Эллисон вздохнула и встала. Если уж Нелли начинала бормотать себе под нос и сыпать проклятьями, ничего разумного от нее уже было не добиться. Она могла заниматься этим весь день напролет. Именно эта черта Нелли заставляла Констанс Маккензи часто говорить о том, что с Нелли что-то нужно делать. Но Констанс так ничего и не предпринимала, а Нелли, эксцентричная она или нет, оставалась лучшей домработницей в Пейтон-Плейс. Но Эллисон не волновала невнятность выражений Нелли, ей не давала покоя манера Нелли все время намекать на что-то. Она, как рыбак, забрасывала удочку и, только Эллисон проглатывала наживку, сразу подсекала. Раньше Эллисон пыталась пробиться через стену недосказанного, но потом поняла, что заставить Нелли говорить — безнадежное дело.

— Что бы вы могли мне порассказать, Нелли? — спросила бы она, а Нелли скрестила бы руки на груди и захихикала.

— О, я бы тебе порассказала, милая… — но она никогда не рассказывала, а Эллисон была слишком молода, чтобы посочувствовать человеку, не способному поделиться своим горем. Она просто пожимала плечами и резко заявляла: «Ну, хорошо, если вы не хотите рассказывать мне…»

— Ну, хорошо, если вы не хотите рассказывать мне, — сказала Эллисон и в этот день, — я пойду погуляю, а вы оставайтесь одна.

— Хе-хе-хе, сукины дети, — сказала Нелли.

Эллисон нетерпеливо вздохнула и вышла из дома.

За два года Пейтон-Плейс совсем не изменился. На улице Вязов стояли все те же магазины, и принадлежали они все тем же людям. Любой человек, побывавший здесь два года назад, мог бы подумать, что он был в Пейтон-Плейс только вчера. Был июль, скамейки возле здания суда были оккупированы стариками, которые относились к ним как к своей собственности.

— Ну, эти старики сидели здесь все время, — мог бы сказать приезжий, взглянув на них.

Сильно припекало солнце. Эллисон шла вниз по улице Вязов.
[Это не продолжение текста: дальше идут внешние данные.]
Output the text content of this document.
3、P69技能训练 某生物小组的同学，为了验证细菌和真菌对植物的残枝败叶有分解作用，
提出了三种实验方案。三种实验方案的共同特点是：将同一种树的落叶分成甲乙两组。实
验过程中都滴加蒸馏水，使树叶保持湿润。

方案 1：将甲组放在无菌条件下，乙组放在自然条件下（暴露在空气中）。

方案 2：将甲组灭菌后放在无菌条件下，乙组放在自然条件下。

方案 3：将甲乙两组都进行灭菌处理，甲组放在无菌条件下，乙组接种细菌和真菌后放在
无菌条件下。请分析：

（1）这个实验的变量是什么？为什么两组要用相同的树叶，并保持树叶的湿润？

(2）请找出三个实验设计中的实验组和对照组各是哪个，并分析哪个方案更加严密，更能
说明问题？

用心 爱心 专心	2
Старики лениво проводили ее сощуренными глазами.

— Вон идет Эллисон Маккензи.

— Да, немного подросла, а?

— Чтобы догнать свою мать, ей надо бы еще подрасти.

Старики рассмеялись.

— А красотка эта Конни Маккензи. И всегда была такой.
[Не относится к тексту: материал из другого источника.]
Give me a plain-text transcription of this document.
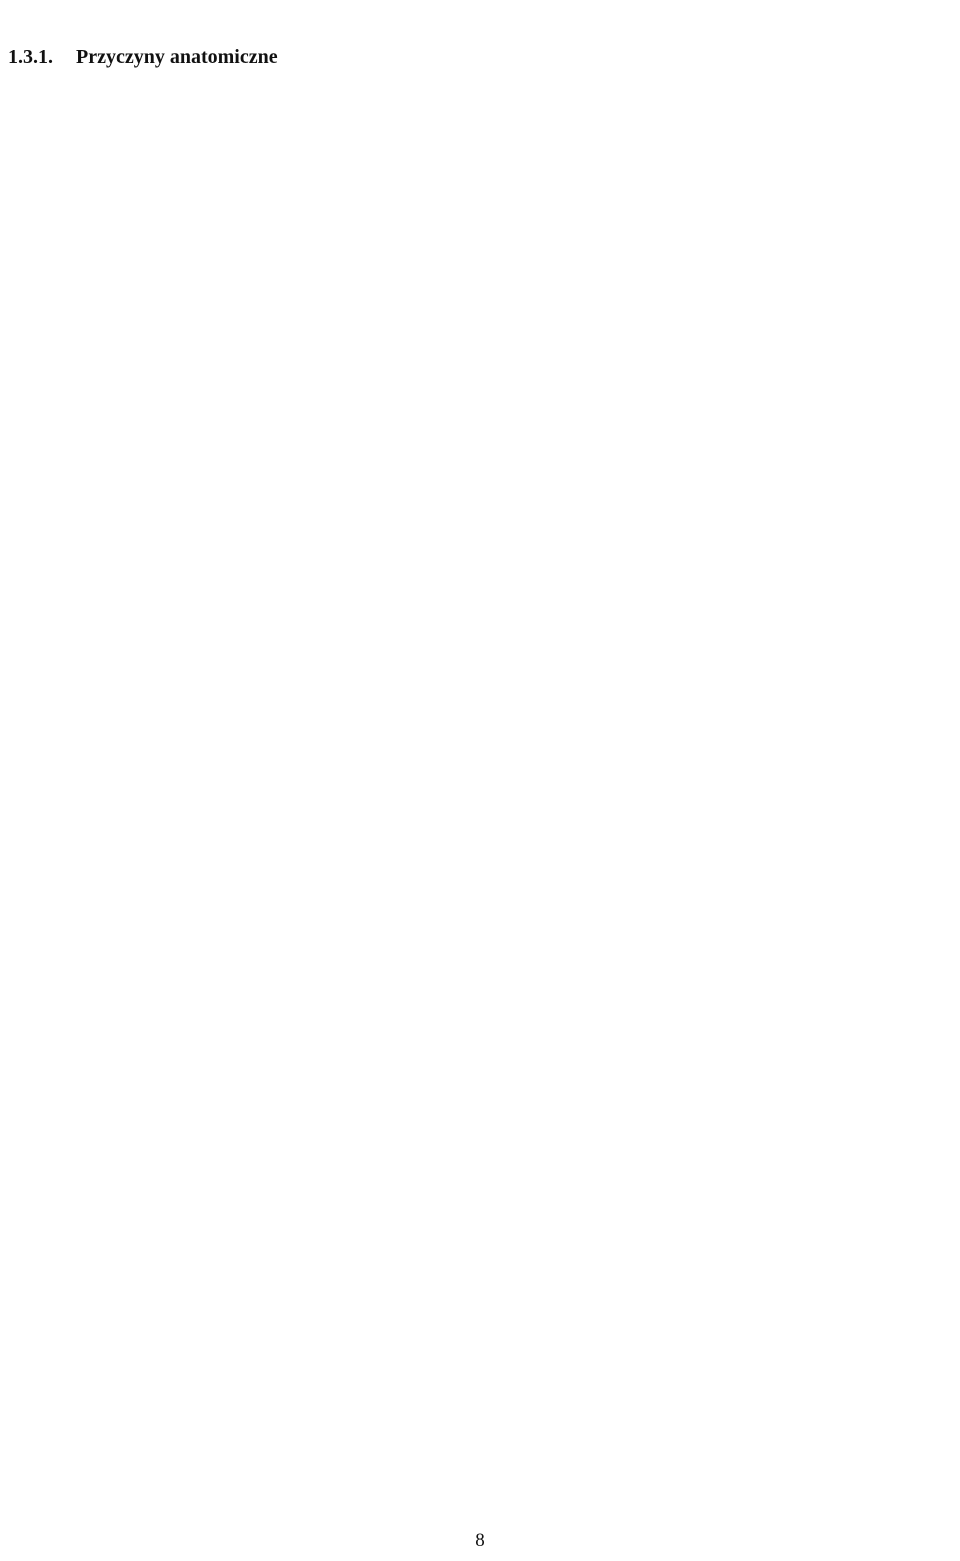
1.3.1. Przyczyny anatomiczne

8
— О, не знаю, — сказал Клейтон Фрейзер. — Меня никогда не привлекали скуластые женщины.

— Ради Бога, кто же смотрит на ее скулы.

Старики опять рассмеялись. Клейтон прислонился спиной к горячей стене здания суда.

— Есть мужчины, — сказал он, — которые обращают внимание не только на сиськи и задницу.
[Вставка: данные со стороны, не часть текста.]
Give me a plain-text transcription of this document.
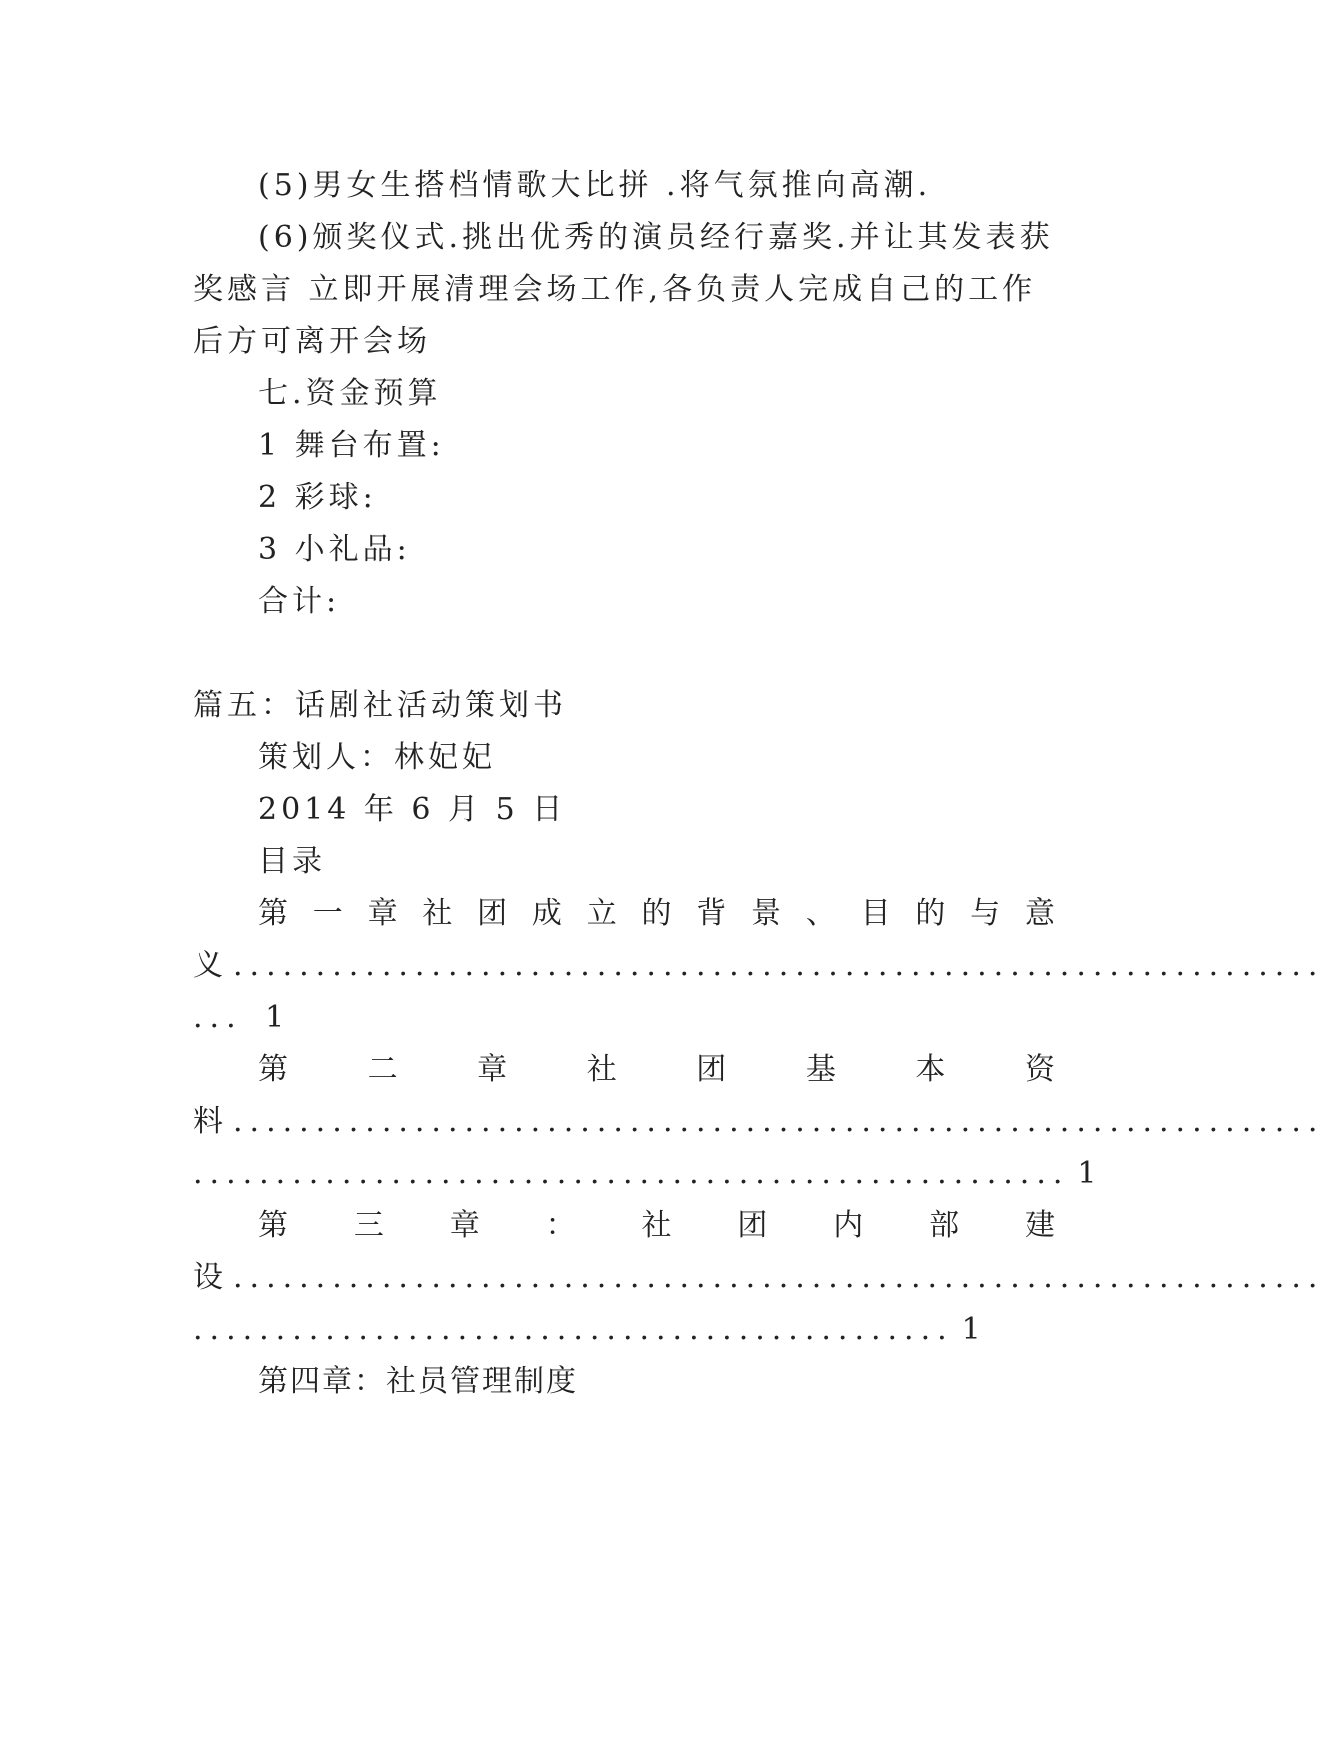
(5)男女生搭档情歌大比拼 .将气氛推向高潮.
(6)颁奖仪式.挑出优秀的演员经行嘉奖.并让其发表获
奖感言 立即开展清理会场工作,各负责人完成自己的工作
后方可离开会场
七.资金预算
1 舞台布置:
2 彩球:
3 小礼品:
合计:
篇五：话剧社活动策划书
策划人：林妃妃
2014 年 6 月 5 日
目录
第 一 章 社 团 成 立 的 背 景 、 目 的 与 意
义 ..................................................................
... 1
第	二	章	社	团	基	本	资
料 ..................................................................
..................................................... 1
第 三 章 ： 社 团 内 部 建
设 ..................................................................
.............................................. 1
第四章：社员管理制度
— Отлично. Назови хоть одного.

— Майкл Росси, — ни секунды не колеблясь, сказал Клейтон.

— О, боги! Этого грека не привлекает в Конни Маккензи ничего, кроме ее мозгов.

— В эти жаркие ночи им просто не о чем поговорить, кроме литературы и живописи.

— Этот большой черный грек даже и не замечает, что Конни фигуристая блондинка!

Клейтон Фрейзер надвинул на глаза свою старую фетровую шляпу.

— Что бы вы там все ни говорили, — сказал он, — а я готов поспорить на всю пенсию за шесть месяцев, что Майкл ни разу не положил и пальца на Конни Маккензи.

— Я на стороне Клейтона, — изображая крайнюю серьезность, сказал один из стариков. — Я тоже готов поспорить, не положил ли Майкл Росси на нее все остальное!

Старики расхохотались и посмотрели в сторону уходящей Эллисон.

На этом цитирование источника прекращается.